Even though I grew up Christian, none of the religious horror movies ever really scared me that much. I think Rosemary’s Baby is pretty much the most boring, unintentionally goofy horror films and I know I lose a lot of credit with big movie nerds because of it. Similarly, while I think The Exorcist is a very well done movie, the idea of possession just isn’t something that generally fills me with chills. What intrigued me about the premise of a movie that takes place immediately post-possession, as this one does, is that I hadn’t ever really given much thought to it.
The movie starts mid-exorcism as Ava is tied to a bed. Then we get the fallout of what happened while she had been under demonic possession. She has to deal with what she did to her family, her friends, and to society at large because she is charged with multiple accounts of assault, public indecency, and so on. In order to avoid jail time, she attends mandatory meetings funded by the church for those that have been possessed. Like a Demon AA. When Ava starts to confront what happened during that time, she realizes that something terrible might have happened because of her and she begins to dig into the mystery. All the while she must deal with her the fallout of her experience both from those she hurt and in her own head.

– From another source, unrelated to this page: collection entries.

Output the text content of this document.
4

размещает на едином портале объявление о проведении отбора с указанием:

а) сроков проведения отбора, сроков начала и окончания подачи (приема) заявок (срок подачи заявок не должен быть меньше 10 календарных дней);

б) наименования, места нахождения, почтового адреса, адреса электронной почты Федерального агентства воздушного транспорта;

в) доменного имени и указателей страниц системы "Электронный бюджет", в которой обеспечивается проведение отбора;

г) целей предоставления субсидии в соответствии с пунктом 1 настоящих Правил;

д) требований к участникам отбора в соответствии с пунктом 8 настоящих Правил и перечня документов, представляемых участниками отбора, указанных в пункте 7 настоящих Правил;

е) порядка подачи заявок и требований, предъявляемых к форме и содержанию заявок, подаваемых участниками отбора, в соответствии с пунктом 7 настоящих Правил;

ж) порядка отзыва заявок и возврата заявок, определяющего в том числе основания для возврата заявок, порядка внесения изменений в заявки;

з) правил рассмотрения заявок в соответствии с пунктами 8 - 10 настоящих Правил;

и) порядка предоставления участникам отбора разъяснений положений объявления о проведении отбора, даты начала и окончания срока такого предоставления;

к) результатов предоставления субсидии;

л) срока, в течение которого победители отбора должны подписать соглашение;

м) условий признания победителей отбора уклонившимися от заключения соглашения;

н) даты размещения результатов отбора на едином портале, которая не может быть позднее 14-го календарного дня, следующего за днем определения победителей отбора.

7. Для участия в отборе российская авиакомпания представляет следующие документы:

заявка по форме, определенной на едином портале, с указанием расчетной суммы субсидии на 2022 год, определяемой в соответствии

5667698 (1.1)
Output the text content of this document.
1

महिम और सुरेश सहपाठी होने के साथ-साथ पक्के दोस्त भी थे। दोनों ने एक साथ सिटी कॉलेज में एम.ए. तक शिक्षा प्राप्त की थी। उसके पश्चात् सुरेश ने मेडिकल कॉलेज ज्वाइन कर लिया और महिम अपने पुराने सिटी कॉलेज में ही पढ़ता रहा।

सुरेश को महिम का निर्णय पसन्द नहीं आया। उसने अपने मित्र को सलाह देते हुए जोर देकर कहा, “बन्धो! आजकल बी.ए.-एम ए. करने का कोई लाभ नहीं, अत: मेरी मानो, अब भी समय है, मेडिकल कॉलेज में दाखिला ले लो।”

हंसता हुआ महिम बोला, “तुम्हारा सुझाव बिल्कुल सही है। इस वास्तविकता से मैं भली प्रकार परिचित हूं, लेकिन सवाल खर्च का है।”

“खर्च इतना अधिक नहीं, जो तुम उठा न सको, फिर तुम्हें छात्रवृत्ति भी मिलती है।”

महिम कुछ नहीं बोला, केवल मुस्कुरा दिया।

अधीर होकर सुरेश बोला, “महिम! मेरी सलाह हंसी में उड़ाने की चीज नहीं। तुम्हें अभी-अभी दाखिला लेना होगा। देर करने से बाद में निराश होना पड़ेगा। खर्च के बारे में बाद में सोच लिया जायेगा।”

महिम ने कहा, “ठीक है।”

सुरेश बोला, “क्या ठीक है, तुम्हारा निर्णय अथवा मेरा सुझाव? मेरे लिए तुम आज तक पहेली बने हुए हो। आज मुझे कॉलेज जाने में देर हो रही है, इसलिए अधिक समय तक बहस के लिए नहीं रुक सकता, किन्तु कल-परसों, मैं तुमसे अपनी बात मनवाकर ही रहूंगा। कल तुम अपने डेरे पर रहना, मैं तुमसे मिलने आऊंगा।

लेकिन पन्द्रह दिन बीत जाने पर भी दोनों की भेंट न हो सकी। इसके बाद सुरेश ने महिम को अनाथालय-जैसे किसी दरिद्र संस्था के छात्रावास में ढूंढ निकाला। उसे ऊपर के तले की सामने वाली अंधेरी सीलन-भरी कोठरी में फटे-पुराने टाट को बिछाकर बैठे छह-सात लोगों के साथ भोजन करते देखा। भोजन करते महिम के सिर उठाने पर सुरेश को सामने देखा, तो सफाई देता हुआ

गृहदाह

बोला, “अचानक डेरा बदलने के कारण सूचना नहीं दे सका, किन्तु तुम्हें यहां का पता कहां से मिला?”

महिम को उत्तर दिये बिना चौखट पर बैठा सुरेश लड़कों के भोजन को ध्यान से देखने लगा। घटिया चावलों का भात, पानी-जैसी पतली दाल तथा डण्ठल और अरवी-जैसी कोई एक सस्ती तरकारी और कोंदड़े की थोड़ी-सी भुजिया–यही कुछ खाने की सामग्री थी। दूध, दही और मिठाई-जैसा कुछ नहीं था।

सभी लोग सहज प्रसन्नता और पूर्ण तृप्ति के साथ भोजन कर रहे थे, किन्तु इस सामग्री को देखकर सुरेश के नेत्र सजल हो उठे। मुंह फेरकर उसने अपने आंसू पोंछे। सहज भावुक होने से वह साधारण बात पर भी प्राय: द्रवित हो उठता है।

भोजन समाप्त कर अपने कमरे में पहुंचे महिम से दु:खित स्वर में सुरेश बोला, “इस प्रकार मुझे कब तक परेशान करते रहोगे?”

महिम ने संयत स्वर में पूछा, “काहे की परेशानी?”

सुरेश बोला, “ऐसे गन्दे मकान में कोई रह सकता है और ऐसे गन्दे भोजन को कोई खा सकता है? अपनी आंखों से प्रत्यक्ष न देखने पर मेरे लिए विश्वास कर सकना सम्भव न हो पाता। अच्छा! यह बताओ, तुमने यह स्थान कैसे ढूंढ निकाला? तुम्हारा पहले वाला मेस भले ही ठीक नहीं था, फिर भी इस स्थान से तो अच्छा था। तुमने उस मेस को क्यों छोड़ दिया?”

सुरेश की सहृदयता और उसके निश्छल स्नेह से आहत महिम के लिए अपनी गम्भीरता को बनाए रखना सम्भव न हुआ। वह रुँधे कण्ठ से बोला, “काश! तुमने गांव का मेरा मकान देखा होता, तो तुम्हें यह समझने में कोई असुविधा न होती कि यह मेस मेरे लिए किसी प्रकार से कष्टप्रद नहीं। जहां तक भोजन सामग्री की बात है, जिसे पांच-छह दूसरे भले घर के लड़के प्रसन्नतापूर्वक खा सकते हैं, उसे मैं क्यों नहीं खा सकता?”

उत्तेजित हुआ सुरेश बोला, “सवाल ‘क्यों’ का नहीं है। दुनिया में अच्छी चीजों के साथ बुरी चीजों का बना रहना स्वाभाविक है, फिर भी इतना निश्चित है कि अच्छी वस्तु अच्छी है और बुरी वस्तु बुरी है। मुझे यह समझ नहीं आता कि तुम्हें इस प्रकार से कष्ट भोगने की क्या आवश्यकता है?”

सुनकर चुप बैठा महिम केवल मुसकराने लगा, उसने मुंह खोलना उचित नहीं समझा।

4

More than a horror film, this is really a mystery comedy that has possession instead of amnesia or, much more to the point of a lot of themes in the movie, drugs/drinking that would cause blacking out and not remembering what happened. The entire beginning of the film where she is confronted with what happened while possessed is probably the most compelling part. The idea that there would be severe consequences for what happened even when you weren’t in control of your body was sad to see for the main character since she has to deal with the fallout of what was, essentially, someone else’s action. There’s also this pervasive need for answers not just to the mystery of what happened but why it happened as well. Was this random or was it karmic justice for some immorality beforehand?
The underlying theme to the movie is the dangers of addiction and drug abuse. There are some obvious things like having to go to Spirit Possession Anonymous but the best representation is one of the people she meets there. Ava makes friends with Jillian, a girl that is obsessed with the idea of trying to get her demon back. With Ava’s help, she manages to get repossessed and once she comes down (is exorcised), she tells Ava about how good it feels and she felt so much more powerful and she would do anything to get it back again. Coupled with the whole blackout thing I mentioned earlier and the fact that the way to finish SPA is to literally defeat your inner demons; it’s very clearly a roundabout, lighthearted way to tackle the subject of addiction.
While I didn’t dislike the film, it wasn’t compelling in any of its different genres. Not scary enough to be horror, not funny enough to be comedy, and the mystery was fairly blatantly obvious by about 1/3 of the way through. I’ll give the movie a 2.5 out of 5 for being fairly clever and subtle in the theme most of the time even if it wasn’t amazing in execution. Plus, hey, Carol Kane is in it for a hot minute.
Favorite thing in the movie: Her dad asking her if she was back on the marijuana because “it’s a gateway drug” was a pretty damn good line.
Least favorite thing: The end of the movie is weird because it makes it seem like we get a big reveal that I thought was exceedingly obvious. Maybe it’s just me. I don’t know. It just felt like the movie went on for about 5 minutes too long just for a reveal that didn’t remotely matter.